The EUR/USD pair fell on Wednesday due to the strengthening of the US dollar. This week's data from the US will determine volatility and price direction.
Possible technical scenarios:
The EUR/USD pair hit the resistance level of 1.0888 this week and has since retreated. From its current level, the price has room to move down to the support level of 1.0801.
Fundamental drivers of volatility:
The dollar, which remains the primary driver of EUR/USD volatility this week, strengthened by Wednesday, recovering from Monday's losses. This was bolstered by rising expectations that the Federal Reserve will not cut rates until the end of the year.
The dollar also gained due to higher Treasury yields following an unsuccessful auction of two-year and five-year securities, raising concerns about demand for US government debt.
Aside from that, investors were surprised by a sharp increase in the US consumer confidence index for May, which economists had predicted would decline for the fourth consecutive month, especially after weak results from a similar University of Michigan survey on Friday.
This has led to speculation about the economy's strength and significant inflation pressures, complicating the Fed's policy forecasts. According to CME Group's FedWatch Tool, traders now estimate a 44% chance of at least a quarter-point interest rate cut by September, following the latest data.
Intraday technical picture:
As evidenced by the 4H chart of the EUR/USD pair, the price is testing the local support at 1.0843, marked with a dotted line. A breakout and consolidation below this level will pave the way for the price to reach the next target of 1.0801.
The GBP/USD pair's growth this week was interrupted by the strengthening of the US dollar. With no planned volatility catalysts from the UK, the US dollar will be decisive for the pair's dynamics this week.
Potential technical scenarios:
As we can see on the daily chart, the GBPUSD pair turned down from the resistance range between 1.2656 and 1.2792. The targets for reduction are the support levels of 1.2708 and 1.2656.
Fundamental drivers of volatility:
The strengthening of the US dollar, driven by rising US government bond yields and reduced expectations for easing the Fed's monetary policy, is putting pressure on the GBP/USD pair.
With no significant macroeconomic statistics expected from the UK this week, the dynamics of the US dollar will be the key factor for the pair.
Key US reports will be released on Thursday and Friday, with market participants focusing on GDP data and personal consumption expenditure statistics, an important inflation indicator that could clarify the prospects for a Fed rate cut.
Intraday technical analysis:
Judging by the unfolding situation on the 4H chart, the GBP/USD pair retreated from the resistance of the ascending channel, creating technical conditions for a decline to the levels of 1.2708 and 1.2656 from the current horizontal resistance of 1.2792.

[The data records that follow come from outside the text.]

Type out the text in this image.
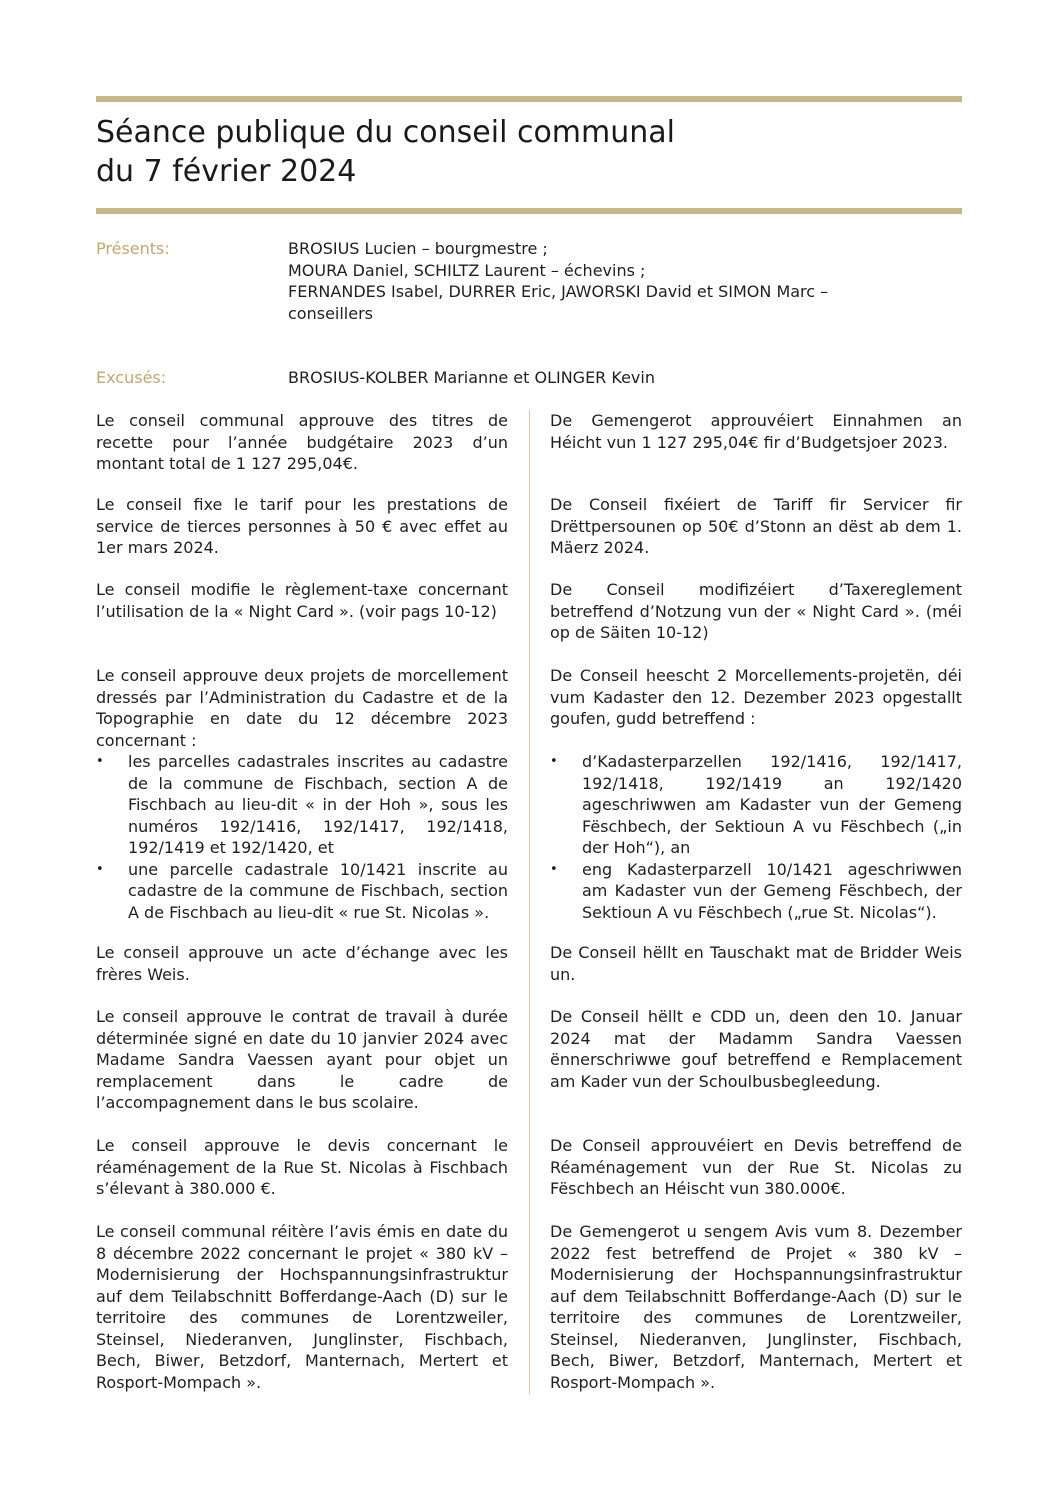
Séance publique du conseil communal
du 7 février 2024
Présents:	BROSIUS Lucien – bourgmestre ;
MOURA Daniel, SCHILTZ Laurent – échevins ;
FERNANDES Isabel, DURRER Eric, JAWORSKI David et SIMON Marc –
conseillers
Excusés:	BROSIUS-KOLBER Marianne et OLINGER Kevin

Le conseil communal approuve des titres de recette pour l’année budgétaire 2023 d’un montant total de 1 127 295,04€.

Le conseil fixe le tarif pour les prestations de service de tierces personnes à 50 € avec effet au 1er mars 2024.

Le conseil modifie le règlement-taxe concernant l’utilisation de la « Night Card ». (voir pags 10-12)

Le conseil approuve deux projets de morcellement dressés par l’Administration du Cadastre et de la Topographie en date du 12 décembre 2023 concernant :
• les parcelles cadastrales inscrites au cadastre de la commune de Fischbach, section A de Fischbach au lieu-dit « in der Hoh », sous les numéros 192/1416, 192/1417, 192/1418, 192/1419 et 192/1420, et
• une parcelle cadastrale 10/1421 inscrite au cadastre de la commune de Fischbach, section A de Fischbach au lieu-dit « rue St. Nicolas ».

Le conseil approuve un acte d’échange avec les frères Weis.

Le conseil approuve le contrat de travail à durée déterminée signé en date du 10 janvier 2024 avec Madame Sandra Vaessen ayant pour objet un remplacement dans le cadre de l’accompagnement dans le bus scolaire.

Le conseil approuve le devis concernant le réaménagement de la Rue St. Nicolas à Fischbach s’élevant à 380.000 €.

Le conseil communal réitère l’avis émis en date du 8 décembre 2022 concernant le projet « 380 kV – Modernisierung der Hochspannungsinfrastruktur auf dem Teilabschnitt Bofferdange-Aach (D) sur le territoire des communes de Lorentzweiler, Steinsel, Niederanven, Junglinster, Fischbach, Bech, Biwer, Betzdorf, Manternach, Mertert et Rosport-Mompach ».

De Gemengerot approuvéiert Einnahmen an Héicht vun 1 127 295,04€ fir d’Budgetsjoer 2023.

De Conseil fixéiert de Tariff fir Servicer fir Drëttpersounen op 50€ d’Stonn an dëst ab dem 1. Mäerz 2024.

De Conseil modifizéiert d’Taxereglement betreffend d’Notzung vun der « Night Card ». (méi op de Säiten 10-12)

De Conseil heescht 2 Morcellements-projetën, déi vum Kadaster den 12. Dezember 2023 opgestallt goufen, gudd betreffend :
• d’Kadasterparzellen 192/1416, 192/1417, 192/1418, 192/1419 an 192/1420 ageschriwwen am Kadaster vun der Gemeng Fëschbech, der Sektioun A vu Fëschbech („in der Hoh“), an
• eng Kadasterparzell 10/1421 ageschriwwen am Kadaster vun der Gemeng Fëschbech, der Sektioun A vu Fëschbech („rue St. Nicolas“).

De Conseil hëllt en Tauschakt mat de Bridder Weis un.

De Conseil hëllt e CDD un, deen den 10. Januar 2024 mat der Madamm Sandra Vaessen ënnerschriwwe gouf betreffend e Remplacement am Kader vun der Schoulbusbegleedung.

De Conseil approuvéiert en Devis betreffend de Réaménagement vun der Rue St. Nicolas zu Fëschbech an Héischt vun 380.000€.

De Gemengerot u sengem Avis vum 8. Dezember 2022 fest betreffend de Projet « 380 kV – Modernisierung der Hochspannungsinfrastruktur auf dem Teilabschnitt Bofferdange-Aach (D) sur le territoire des communes de Lorentzweiler, Steinsel, Niederanven, Junglinster, Fischbach, Bech, Biwer, Betzdorf, Manternach, Mertert et Rosport-Mompach ».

The growth of the USD/JPY pair, driven by the significant interest rate difference between the Federal Reserve and the Bank of Japan, has stalled but could resume at any time, as the pair has room to reach April's highs.

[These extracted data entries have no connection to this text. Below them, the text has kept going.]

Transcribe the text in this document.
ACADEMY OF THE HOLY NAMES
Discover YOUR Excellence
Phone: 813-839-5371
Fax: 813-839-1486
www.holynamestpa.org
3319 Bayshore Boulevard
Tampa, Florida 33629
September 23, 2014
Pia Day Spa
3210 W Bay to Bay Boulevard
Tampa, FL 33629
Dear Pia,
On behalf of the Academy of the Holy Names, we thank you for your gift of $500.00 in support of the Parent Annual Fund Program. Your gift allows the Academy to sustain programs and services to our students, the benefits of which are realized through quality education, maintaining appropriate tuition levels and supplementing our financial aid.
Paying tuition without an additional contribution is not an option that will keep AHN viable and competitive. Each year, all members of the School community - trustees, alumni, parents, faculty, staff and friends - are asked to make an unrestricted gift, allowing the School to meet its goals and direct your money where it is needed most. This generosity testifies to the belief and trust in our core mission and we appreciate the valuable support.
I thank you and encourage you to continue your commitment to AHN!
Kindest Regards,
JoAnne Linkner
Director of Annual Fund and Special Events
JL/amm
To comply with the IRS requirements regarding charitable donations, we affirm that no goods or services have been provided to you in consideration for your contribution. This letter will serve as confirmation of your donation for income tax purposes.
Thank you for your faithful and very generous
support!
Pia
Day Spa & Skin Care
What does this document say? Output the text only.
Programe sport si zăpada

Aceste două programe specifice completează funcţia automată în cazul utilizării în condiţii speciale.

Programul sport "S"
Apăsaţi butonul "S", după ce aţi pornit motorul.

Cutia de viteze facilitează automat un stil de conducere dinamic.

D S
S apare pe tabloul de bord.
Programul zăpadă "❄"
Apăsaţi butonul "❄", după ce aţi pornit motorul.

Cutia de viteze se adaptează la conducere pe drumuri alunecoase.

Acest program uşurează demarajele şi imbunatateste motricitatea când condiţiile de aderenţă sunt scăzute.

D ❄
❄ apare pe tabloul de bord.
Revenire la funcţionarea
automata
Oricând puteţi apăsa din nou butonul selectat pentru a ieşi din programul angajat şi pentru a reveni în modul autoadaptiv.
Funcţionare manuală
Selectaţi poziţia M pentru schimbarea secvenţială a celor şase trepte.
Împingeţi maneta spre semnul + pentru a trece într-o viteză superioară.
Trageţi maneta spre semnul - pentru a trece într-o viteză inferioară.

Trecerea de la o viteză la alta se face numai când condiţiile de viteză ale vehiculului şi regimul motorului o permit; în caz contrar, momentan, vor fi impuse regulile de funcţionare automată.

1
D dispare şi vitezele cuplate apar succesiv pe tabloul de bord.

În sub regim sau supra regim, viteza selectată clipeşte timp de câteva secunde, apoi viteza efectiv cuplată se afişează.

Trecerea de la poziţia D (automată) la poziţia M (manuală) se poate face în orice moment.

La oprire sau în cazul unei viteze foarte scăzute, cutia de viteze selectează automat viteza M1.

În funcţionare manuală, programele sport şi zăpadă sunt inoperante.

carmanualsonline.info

Possible technical scenarios:
The daily chart demonstrates that the USD/JPY price is putting the resistance of the sideways range between 154.83 and 157.10 to the test. If the price exits upwards and consolidates above 157.10, it could rise to the psychological level of 160 yen per dollar. Alternatively, a pullback to the support level at 154.83 is possible.
Fundamental drivers of volatility:
The USD/JPY pair is consolidating in a narrow range this week, balancing between the pressure from a rising US dollar and concerns about potential intervention from Japanese authorities.
Ultra-low rates from the Bank of Japan, combined with high rates from the Federal Reserve, make the Japanese yen attractive for carry trade strategies, leading to its decline.
Intraday technical picture:
On the four-hour chart, the USD/JPY pair continues to grow smoothly after exiting upward from a symmetrical triangle. This pattern suggests potential growth above the resistance level of 157.10, targeting 160 yen per dollar.